Purdue University 2000 Swine Research Report. Increased public concern, legislation and environmental regulations have focused on pollution and have created a major threat to the viability and growth of the pork industry. Even though water pollution control has been the major focus of regulations and concern, recent public concerns and law suits have revolved around odors from pork operations. Several communities are creating zoning ordinances in an attempt to keep the pork industry from expanding. Most research has focused on measuring odor and gas intensity and occurrence (primarily ammonia, hydrogen sulfide, skatole, indole, aliphatic aldehydes, mercaptans, and amines) with proposed attempts to reduce or mask odors. The first line of defense against high concentrations of any emitted aerial contaminant is source control. In the case of swine odor, the obvious source control technique is diet manipulation. However, little research has been conducted on dietary modification or pre-excretion control to alter fresh and stored swine manure odors, yet fresh manure from pigs is an initial source of odors. Consequently, determination of the biological creation of gaseous compounds, reduction of precursor compounds creating odors, and development of effective biological control is needed for efficient and long lasting odor control.

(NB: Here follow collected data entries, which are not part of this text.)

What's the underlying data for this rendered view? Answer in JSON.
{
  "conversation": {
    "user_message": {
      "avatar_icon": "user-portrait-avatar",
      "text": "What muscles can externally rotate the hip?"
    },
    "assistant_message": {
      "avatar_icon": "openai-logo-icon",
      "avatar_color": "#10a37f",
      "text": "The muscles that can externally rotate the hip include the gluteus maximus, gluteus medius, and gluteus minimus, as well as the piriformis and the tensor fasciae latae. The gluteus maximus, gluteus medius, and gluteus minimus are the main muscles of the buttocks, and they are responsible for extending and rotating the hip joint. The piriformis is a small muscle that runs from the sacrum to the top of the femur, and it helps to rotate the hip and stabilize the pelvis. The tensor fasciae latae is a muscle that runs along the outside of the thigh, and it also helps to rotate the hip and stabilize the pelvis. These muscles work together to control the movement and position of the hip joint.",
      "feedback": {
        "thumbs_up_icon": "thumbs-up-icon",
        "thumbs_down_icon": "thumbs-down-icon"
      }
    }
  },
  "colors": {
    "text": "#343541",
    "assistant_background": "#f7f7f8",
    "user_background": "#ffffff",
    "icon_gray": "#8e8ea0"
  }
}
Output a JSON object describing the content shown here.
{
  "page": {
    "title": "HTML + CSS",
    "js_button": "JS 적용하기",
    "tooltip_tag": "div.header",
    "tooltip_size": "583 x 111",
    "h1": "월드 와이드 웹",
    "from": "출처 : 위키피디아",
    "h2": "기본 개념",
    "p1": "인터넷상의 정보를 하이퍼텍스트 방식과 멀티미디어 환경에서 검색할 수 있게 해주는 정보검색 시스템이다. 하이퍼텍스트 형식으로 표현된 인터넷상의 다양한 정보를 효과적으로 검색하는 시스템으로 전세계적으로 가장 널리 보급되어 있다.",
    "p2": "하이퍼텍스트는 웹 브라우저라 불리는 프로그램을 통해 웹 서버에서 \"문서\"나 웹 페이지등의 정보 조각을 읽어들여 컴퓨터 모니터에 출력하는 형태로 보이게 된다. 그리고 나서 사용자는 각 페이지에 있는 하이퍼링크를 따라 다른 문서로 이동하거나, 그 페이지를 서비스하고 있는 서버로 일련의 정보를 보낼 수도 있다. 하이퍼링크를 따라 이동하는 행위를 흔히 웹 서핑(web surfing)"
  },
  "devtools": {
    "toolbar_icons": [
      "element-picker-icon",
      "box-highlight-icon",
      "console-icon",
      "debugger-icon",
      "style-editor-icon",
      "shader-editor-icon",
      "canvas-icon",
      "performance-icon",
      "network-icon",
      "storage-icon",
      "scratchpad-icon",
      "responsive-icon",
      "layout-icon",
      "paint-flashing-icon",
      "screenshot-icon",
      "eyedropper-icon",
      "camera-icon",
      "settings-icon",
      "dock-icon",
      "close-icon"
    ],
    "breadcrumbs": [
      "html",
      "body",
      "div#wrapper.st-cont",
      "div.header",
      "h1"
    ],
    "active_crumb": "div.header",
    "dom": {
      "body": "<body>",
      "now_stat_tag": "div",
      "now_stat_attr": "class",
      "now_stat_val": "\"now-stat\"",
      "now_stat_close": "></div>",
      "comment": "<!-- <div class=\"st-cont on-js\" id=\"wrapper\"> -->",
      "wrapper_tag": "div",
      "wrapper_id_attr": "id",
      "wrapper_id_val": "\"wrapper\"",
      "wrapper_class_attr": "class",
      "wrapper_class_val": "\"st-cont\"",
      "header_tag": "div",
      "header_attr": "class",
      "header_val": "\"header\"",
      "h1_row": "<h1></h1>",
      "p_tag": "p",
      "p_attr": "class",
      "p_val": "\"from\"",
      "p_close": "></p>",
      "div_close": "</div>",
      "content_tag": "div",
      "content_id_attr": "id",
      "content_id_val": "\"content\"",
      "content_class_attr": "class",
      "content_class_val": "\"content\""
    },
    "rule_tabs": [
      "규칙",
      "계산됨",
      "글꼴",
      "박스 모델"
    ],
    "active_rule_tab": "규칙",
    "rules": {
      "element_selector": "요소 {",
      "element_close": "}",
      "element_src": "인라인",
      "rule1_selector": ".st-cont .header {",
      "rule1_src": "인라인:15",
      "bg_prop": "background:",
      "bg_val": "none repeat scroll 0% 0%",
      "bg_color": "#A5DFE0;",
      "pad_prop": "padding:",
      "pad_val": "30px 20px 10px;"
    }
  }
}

Research was initiated to develop ways to significantly reduce odors, especially sulfidecontaining odors, from pork operations with diet modification while sustaining efficient pork production. The objective of this study was to determine the effects of dietary methionine and cystine level, and cellulose and anthraquinone additions to the diet on production of odorous sulfide compounds and other odorous compounds from cecal contents, fresh manure and stored manure.